Consequently, what you end up with is something very different to cash of the realm. In many ways, it’s worse than zero-yielding money due to the natural decay associated with transactional, creation and redemption costs. The other point is that Safaricom [the vendor of a hugely popular Kenyan mobile currency] is actually behaving much like a quasi-autonomous state within a state that’s issuing its own private money system, the value of which is constantly pegged to the official currency of the land.
How can nations fight back? (Assuming, of course, they ought to fight back — but that revenue is likely to be mighty tempting.) One possibility is by working with digital currency vendors to create payment mechanisms which don’t require holding a parallel currency to work. And make no mistake, even though PayPal denominates its accounts in pounds and dollars, it’s a parallel currency in all but name.
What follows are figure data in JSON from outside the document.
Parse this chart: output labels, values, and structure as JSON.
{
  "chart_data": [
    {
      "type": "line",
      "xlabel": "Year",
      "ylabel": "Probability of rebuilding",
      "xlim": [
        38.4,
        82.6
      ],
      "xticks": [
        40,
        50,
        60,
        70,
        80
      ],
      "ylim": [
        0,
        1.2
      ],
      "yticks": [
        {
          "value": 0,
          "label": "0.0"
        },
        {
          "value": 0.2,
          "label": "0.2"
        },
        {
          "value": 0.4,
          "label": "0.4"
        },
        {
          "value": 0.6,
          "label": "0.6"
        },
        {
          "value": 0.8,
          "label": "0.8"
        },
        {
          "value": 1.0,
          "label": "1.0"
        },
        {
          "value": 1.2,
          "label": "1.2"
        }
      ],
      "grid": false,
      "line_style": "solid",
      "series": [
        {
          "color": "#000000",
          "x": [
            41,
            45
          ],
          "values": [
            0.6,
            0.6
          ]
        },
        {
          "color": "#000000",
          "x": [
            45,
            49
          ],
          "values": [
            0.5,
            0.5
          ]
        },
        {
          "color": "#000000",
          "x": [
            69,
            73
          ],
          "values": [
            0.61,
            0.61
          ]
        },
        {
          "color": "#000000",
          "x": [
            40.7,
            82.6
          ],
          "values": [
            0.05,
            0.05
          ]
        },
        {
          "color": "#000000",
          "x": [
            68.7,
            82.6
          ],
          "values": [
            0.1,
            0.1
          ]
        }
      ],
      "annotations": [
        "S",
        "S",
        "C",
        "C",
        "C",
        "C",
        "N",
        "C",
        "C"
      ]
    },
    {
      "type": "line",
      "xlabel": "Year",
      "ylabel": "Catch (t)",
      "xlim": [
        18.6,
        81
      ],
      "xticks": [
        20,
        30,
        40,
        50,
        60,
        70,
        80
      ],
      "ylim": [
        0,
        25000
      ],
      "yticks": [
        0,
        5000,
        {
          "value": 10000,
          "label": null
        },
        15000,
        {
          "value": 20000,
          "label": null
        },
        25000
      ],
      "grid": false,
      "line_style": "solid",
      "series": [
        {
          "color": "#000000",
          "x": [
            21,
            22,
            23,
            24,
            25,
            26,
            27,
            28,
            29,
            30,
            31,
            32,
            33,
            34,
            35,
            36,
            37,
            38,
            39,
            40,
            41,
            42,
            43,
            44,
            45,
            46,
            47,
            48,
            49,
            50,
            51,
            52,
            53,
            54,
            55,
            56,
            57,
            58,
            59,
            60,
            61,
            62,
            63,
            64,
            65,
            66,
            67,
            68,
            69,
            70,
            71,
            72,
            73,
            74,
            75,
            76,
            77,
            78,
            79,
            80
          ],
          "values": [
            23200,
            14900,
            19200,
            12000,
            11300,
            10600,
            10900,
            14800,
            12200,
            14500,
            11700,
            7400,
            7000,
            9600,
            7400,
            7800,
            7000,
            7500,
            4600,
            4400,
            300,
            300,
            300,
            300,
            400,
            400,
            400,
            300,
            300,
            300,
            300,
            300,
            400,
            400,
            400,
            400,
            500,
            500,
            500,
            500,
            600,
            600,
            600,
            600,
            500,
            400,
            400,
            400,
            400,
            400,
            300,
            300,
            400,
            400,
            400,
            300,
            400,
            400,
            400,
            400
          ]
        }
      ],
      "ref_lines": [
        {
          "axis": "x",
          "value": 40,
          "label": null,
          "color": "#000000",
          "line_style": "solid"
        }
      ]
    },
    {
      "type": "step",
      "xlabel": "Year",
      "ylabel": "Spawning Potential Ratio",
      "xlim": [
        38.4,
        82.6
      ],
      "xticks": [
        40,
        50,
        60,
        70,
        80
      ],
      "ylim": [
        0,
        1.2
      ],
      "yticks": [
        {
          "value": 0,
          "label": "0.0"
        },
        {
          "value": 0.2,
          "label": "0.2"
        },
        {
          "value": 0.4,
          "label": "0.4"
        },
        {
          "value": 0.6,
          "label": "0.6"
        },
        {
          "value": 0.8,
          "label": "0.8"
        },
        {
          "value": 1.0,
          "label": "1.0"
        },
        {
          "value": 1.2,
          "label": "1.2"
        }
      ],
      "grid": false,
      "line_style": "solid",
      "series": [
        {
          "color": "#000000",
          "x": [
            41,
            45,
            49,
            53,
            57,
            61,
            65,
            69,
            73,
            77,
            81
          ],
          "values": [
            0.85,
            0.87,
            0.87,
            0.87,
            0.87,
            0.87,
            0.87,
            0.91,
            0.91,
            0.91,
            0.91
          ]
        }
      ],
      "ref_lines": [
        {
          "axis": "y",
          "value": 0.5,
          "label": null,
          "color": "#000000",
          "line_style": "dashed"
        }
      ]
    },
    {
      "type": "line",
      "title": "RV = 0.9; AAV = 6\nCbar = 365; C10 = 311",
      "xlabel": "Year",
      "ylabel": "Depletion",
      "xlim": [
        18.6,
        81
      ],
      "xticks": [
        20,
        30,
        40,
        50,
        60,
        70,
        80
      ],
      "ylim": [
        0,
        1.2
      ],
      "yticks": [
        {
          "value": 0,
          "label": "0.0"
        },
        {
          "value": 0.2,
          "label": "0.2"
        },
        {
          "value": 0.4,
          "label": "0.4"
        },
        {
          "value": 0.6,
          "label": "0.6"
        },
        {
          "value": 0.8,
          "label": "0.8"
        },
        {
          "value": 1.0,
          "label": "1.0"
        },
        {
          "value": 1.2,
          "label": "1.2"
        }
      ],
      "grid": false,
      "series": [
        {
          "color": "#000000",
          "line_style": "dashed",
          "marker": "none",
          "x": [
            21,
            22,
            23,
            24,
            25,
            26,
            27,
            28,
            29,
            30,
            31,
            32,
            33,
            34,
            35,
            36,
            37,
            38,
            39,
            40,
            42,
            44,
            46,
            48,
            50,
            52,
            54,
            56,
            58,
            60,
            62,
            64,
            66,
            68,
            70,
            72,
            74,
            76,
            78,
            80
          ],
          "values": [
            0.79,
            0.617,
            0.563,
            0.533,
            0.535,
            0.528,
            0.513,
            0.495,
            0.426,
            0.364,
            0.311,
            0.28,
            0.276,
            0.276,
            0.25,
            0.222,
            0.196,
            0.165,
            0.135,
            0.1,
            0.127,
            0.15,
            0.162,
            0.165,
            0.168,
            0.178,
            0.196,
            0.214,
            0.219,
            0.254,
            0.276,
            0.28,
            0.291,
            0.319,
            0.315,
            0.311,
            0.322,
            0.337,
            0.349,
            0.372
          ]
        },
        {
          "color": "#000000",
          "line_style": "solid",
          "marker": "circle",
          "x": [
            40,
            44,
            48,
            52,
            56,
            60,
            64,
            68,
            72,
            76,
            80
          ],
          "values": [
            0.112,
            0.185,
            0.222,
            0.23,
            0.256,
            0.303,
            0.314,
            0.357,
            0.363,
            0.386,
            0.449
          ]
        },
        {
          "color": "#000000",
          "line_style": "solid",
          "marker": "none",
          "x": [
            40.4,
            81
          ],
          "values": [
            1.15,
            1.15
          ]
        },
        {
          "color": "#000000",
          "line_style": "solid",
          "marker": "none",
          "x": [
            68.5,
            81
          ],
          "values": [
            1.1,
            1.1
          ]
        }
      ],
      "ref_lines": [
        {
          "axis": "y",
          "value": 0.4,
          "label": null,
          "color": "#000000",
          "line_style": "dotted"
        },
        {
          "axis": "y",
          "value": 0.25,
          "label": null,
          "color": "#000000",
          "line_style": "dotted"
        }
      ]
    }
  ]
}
Jean-François Groff, one of the pioneers of the Web at CERN, is working on that option. Mobino, his company, is a mobile payment system which works on real-time debiting, not on keeping a float of a second currency on tap:
Mobino’s system aims to cut out as many intermediaries from the debit process as possible by getting you, the customer, to strike up a single direct debit agreement with itself. The company then charges the customer for transactions conducted with partner vendors, whilst the customer deals only with Mobino rather than a multitude of online or retail vendors.
And if that scheme was done by Mobino — or a similar system — working with a central bank, then the costs of running it could be funded from the seigniorage revenue it returns to the government. Rather than the cost of “printing” money being the actual ink and paper, it would become the price of maintaining servers and bandwidth.
In an ideal state-controlled money world, you could imagine the system mutating into one where the central bank itself ended up billing you directly for the use of their digital cash. So, rather than withdrawing physical cash to conduct your payments, you’d be transacting state-issued digital cash, now credited or debited from your account as quickly as a bank credits or debits cash to you at the ATM wall.
But, while Kaminska mentions it in passing, it would be interesting to see the analysis applied to Bitcoin. Lord knows the currency has its flaws, but it’s the only one of the successful(ish) mobile payment systems which actually embraces the fact that it is a parallel currency — and a freely floating one, at that. The Bitcoin ecosystem has a specific method for distributing the seigniorage it generates, but also gradually reduces that rate; by 2140, the system will likely be in de-facto deflation.
By moving the transaction entirely into a parallel currency, the system is also more efficient than even Mobino could ever hope to be — provided you don’t plan on converting Bitcoins into real-world money. If you do, things get trickier; the exchanges have had a number of high-profile failures, and are probably the weakest point in a network which manages to combine cryptographic perfection with an incredible amount of possibilities for human error.
It may be the case that central banks have to start examining what their role would be in a world of digital currencies; but if they do, it may be better for them to skip the sticking-plaster world of PayPal and Mobino and move straight to something designed for an all-digital world from the start.